Economic Concept. Labor services are one of the factors of production. Just like raw material
resources, labor services may also be scarce. Compensation is the price given for labor services.
Normally, a firm strives to get the most number of laborers at a reasonable price. On the part
of the workers, they also try their best to get paid at the highest price.
Psychological Concept. Compensation is a form of motivation. Employees who believe that they
are well compensated may be highly motivated and, thus, may be highly productive. Although
there are other reasons why employees may be loyal to the organizations they work for,
compensation is one of the key factors why employees will opt to stay.
Sociological Concept. Compensation is a form of status symbol. Positions have a corresponding
compensation package depending on the level in the hierarchy. Top executives like the chief
executive officer, chief operating officer, president, and others enjoy high compensation
packages. Since they occupy key positions, their compensation packages become a status
symbol.
Political Concept. In some organizations, compensation is negotiated at the bargaining table
using power and influence. The union may be more powerful to influence management to give
in to its demands. Meanwhile, reputable organizations that provide high compensation
packages become leaders in their respective industries and, thus, become the benchmark for
other companies to follow.
Equity Concept. Fairness is always attached to compensation. Employees want to perceive their
pay as commensurate with their contributions in the organization. Usually, employees compare
their compensation to others doing the same job.

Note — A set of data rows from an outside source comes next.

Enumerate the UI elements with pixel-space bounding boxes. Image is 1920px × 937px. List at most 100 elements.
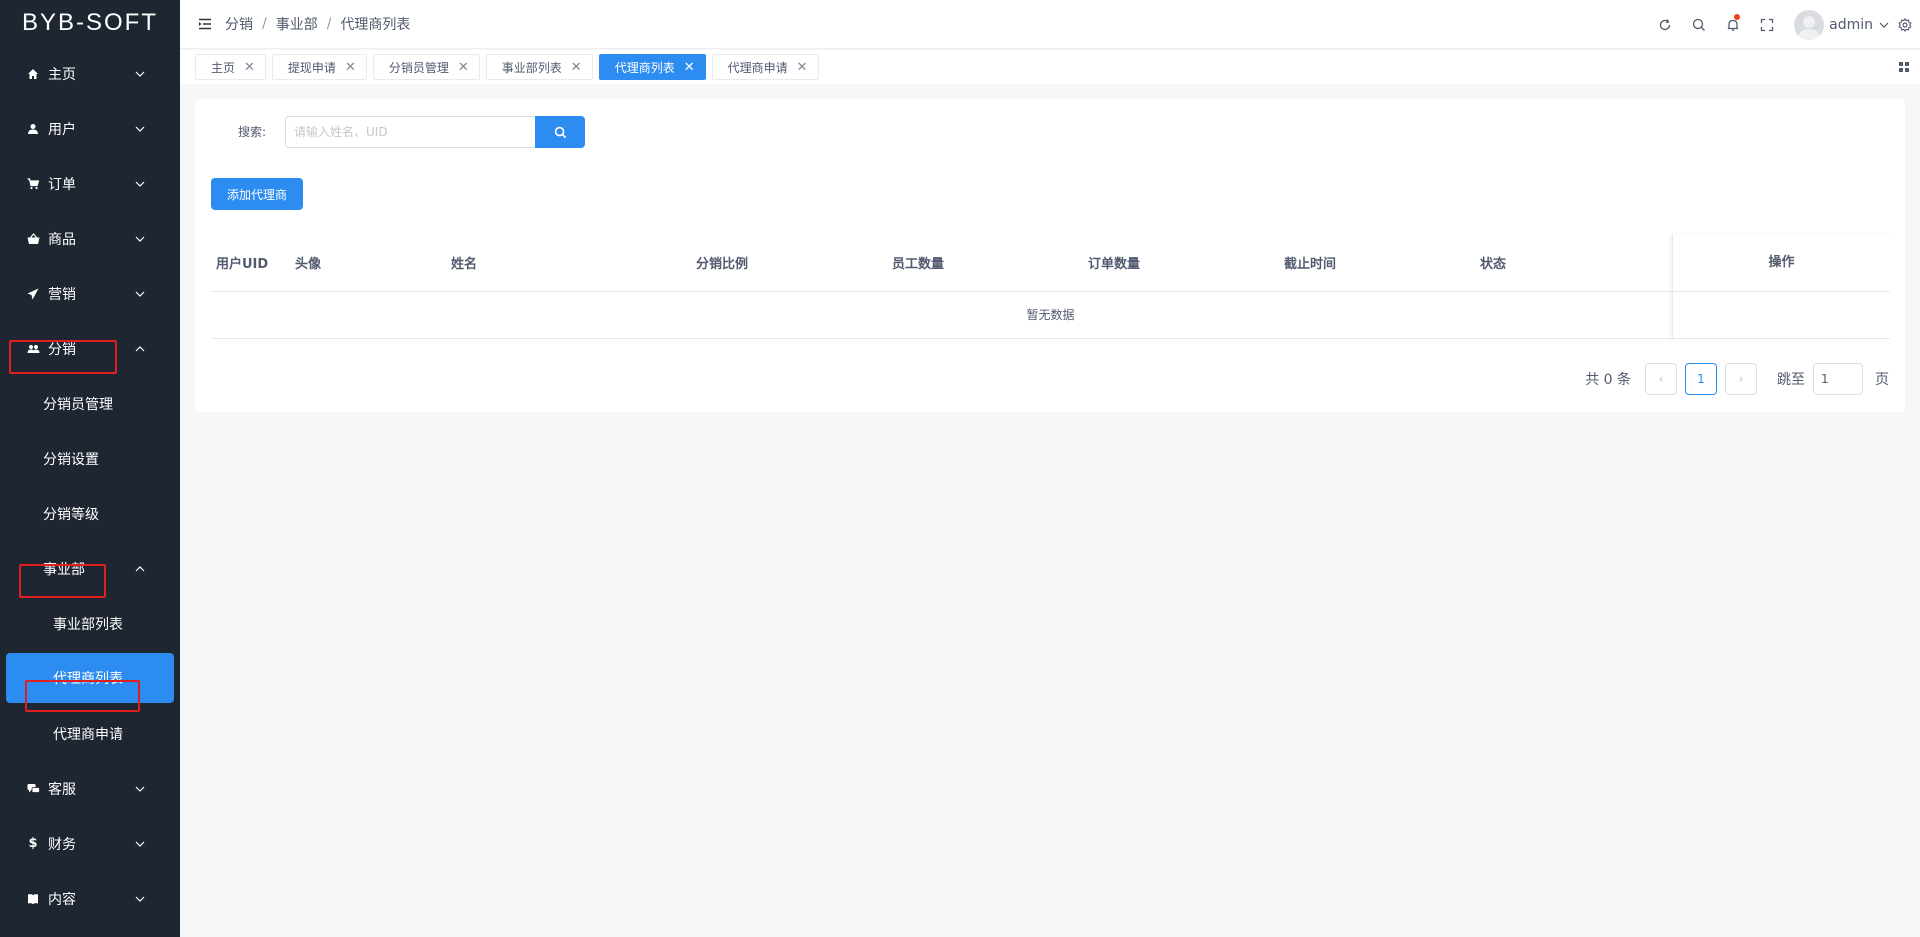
agent-list-card: 搜索: 添加代理商 用户UID 头像 姓名 分销比例 员工数量 订单数量 截止时…: [195, 99, 1905, 412]
sidebar-item-label: 订单: [48, 176, 76, 193]
breadcrumb-item: 代理商列表: [340, 17, 411, 33]
app-logo: BYB-SOFT: [21, 9, 158, 36]
sidebar-item-label: 内容: [48, 891, 76, 908]
close-icon[interactable]: ✕: [244, 60, 255, 75]
sidebar-item-order[interactable]: 订单: [0, 156, 180, 211]
table-empty-text: 暂无数据: [211, 292, 1890, 339]
fixed-actions-column: 操作: [1672, 234, 1890, 338]
search-input[interactable]: [285, 116, 535, 148]
column-header-avatar: 头像: [295, 257, 322, 272]
sidebar-item-label: 主页: [48, 66, 76, 83]
tab-label: 代理商申请: [727, 60, 788, 75]
user-icon: [26, 122, 40, 136]
chevron-down-icon: [135, 291, 145, 297]
dollar-icon: $: [28, 836, 38, 851]
sidebar-item-finance[interactable]: $ 财务: [0, 816, 180, 871]
page-number-button[interactable]: 1: [1685, 363, 1717, 395]
chevron-down-icon: [135, 71, 145, 77]
search-label: 搜索:: [238, 125, 267, 139]
column-header-order-count: 订单数量: [1088, 257, 1141, 272]
tab-agent-list[interactable]: 代理商列表 ✕: [598, 54, 706, 80]
sidebar-subitem-distributor-management[interactable]: 分销员管理: [0, 376, 180, 431]
prev-page-button[interactable]: ‹: [1645, 363, 1677, 395]
username[interactable]: admin: [1829, 17, 1873, 33]
tab-label: 分销员管理: [388, 60, 449, 75]
tab-distributor-management[interactable]: 分销员管理 ✕: [372, 54, 480, 80]
sidebar-item-division[interactable]: 事业部: [0, 541, 180, 596]
bell-icon[interactable]: [1716, 0, 1750, 49]
column-header-staff-count: 员工数量: [892, 257, 945, 272]
sidebar-item-marketing[interactable]: 营销: [0, 266, 180, 321]
close-icon[interactable]: ✕: [797, 60, 808, 75]
group-icon: [26, 342, 40, 356]
sidebar-item-home[interactable]: 主页: [0, 46, 180, 101]
add-agent-button[interactable]: 添加代理商: [211, 178, 303, 210]
sidebar-item-label: 营销: [48, 286, 76, 303]
next-page-button[interactable]: ›: [1725, 363, 1757, 395]
sidebar-subitem-distribution-levels[interactable]: 分销等级: [0, 486, 180, 541]
sidebar-subitem-distribution-settings[interactable]: 分销设置: [0, 431, 180, 486]
sidebar-item-user[interactable]: 用户: [0, 101, 180, 156]
sidebar-item-label: 商品: [48, 231, 76, 248]
column-header-uid: 用户UID: [216, 257, 269, 272]
breadcrumb: 分销 / 事业部 / 代理商列表: [225, 14, 410, 34]
chevron-down-icon[interactable]: [1878, 19, 1890, 31]
menu-toggle-icon[interactable]: [197, 16, 213, 32]
tab-agent-application[interactable]: 代理商申请 ✕: [711, 54, 819, 80]
settings-icon[interactable]: [1890, 0, 1920, 49]
chat-icon: [26, 782, 40, 796]
chevron-down-icon: [135, 841, 145, 847]
column-header-ratio: 分销比例: [696, 257, 749, 272]
tab-bar: 主页 ✕ 提现申请 ✕ 分销员管理 ✕ 事业部列表 ✕ 代理商列表 ✕ 代理商申请 ✕: [180, 50, 1920, 84]
sidebar-subitem-agent-list[interactable]: 代理商列表: [6, 653, 174, 703]
close-icon[interactable]: ✕: [345, 60, 356, 75]
page-suffix: 页: [1875, 372, 1889, 388]
refresh-icon[interactable]: [1648, 0, 1682, 49]
breadcrumb-item[interactable]: 事业部: [276, 14, 318, 34]
chevron-down-icon: [135, 786, 145, 792]
book-icon: [26, 892, 40, 906]
search-icon[interactable]: [1682, 0, 1716, 49]
tab-label: 事业部列表: [501, 60, 562, 75]
close-icon[interactable]: ✕: [684, 60, 695, 75]
tab-division-list[interactable]: 事业部列表 ✕: [485, 54, 593, 80]
total-count: 共 0 条: [1585, 372, 1631, 388]
chevron-down-icon: [135, 126, 145, 132]
chevron-down-icon: [135, 236, 145, 242]
grid-menu-icon[interactable]: [1896, 59, 1912, 75]
tab-label: 代理商列表: [614, 60, 675, 75]
sidebar-item-content[interactable]: 内容: [0, 871, 180, 926]
chevron-down-icon: [135, 896, 145, 902]
sidebar-subitem-agent-application[interactable]: 代理商申请: [0, 706, 180, 761]
tab-label: 提现申请: [287, 60, 336, 75]
close-icon[interactable]: ✕: [458, 60, 469, 75]
pagination: 共 0 条 ‹ 1 › 跳至 页: [1585, 363, 1889, 395]
column-header-name: 姓名: [451, 257, 478, 272]
tab-withdraw-requests[interactable]: 提现申请 ✕: [271, 54, 367, 80]
search-icon: [554, 126, 566, 138]
table-header: 用户UID 头像 姓名 分销比例 员工数量 订单数量 截止时间 状态: [211, 238, 1890, 292]
avatar[interactable]: [1794, 9, 1825, 40]
breadcrumb-separator: /: [262, 16, 267, 32]
home-icon: [26, 67, 40, 81]
jump-page-input[interactable]: [1813, 363, 1863, 395]
sidebar-item-label: 财务: [48, 836, 76, 853]
sidebar-item-customer-service[interactable]: 客服: [0, 761, 180, 816]
sidebar-item-label: 分销: [48, 341, 76, 358]
fullscreen-icon[interactable]: [1750, 0, 1784, 49]
breadcrumb-item[interactable]: 分销: [225, 14, 253, 34]
jump-label: 跳至: [1777, 372, 1805, 388]
sidebar-item-label: 客服: [48, 781, 76, 798]
search-button[interactable]: [535, 116, 585, 148]
column-header-actions: 操作: [1673, 234, 1890, 292]
tab-home[interactable]: 主页 ✕: [195, 54, 266, 80]
column-header-deadline: 截止时间: [1284, 257, 1337, 272]
sidebar-subitem-division-list[interactable]: 事业部列表: [0, 596, 180, 651]
sidebar-item-label: 用户: [48, 121, 76, 138]
top-header: 分销 / 事业部 / 代理商列表 admin: [180, 0, 1920, 49]
header-actions: admin: [1648, 0, 1920, 49]
sidebar-item-distribution[interactable]: 分销: [0, 321, 180, 376]
sidebar-item-product[interactable]: 商品: [0, 211, 180, 266]
close-icon[interactable]: ✕: [571, 60, 582, 75]
sidebar: BYB-SOFT 主页 用户 订单 商品 营销 分销 分销员管理 分销设置 分销…: [0, 0, 180, 937]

Communications Concept. Because of the easy access to technology, the Internet can provide
salary surveys of different positions anytime. They are readily available so applicants can always
ask for whatever salary rates they have seen or read from the Internet. Because of this
information, organizations are sometimes wary on how they are going to negotiate the rates that
they can afford to provide against what the surveys have shown to the applicants. On the other
hand, what is good about these salary surveys is that majority of these are "average" rates.
Labor Demand. The demand for workers is dictated by employers. In a news report, the
business process outsourcing (BPO) industry still generates the highest number of jobs in the
Philippines. These BPO jobs include finance, accounting, information technology, and customer
service. According to Jobstreet.com, retail and manufacturing jobs were also in demand in 2018.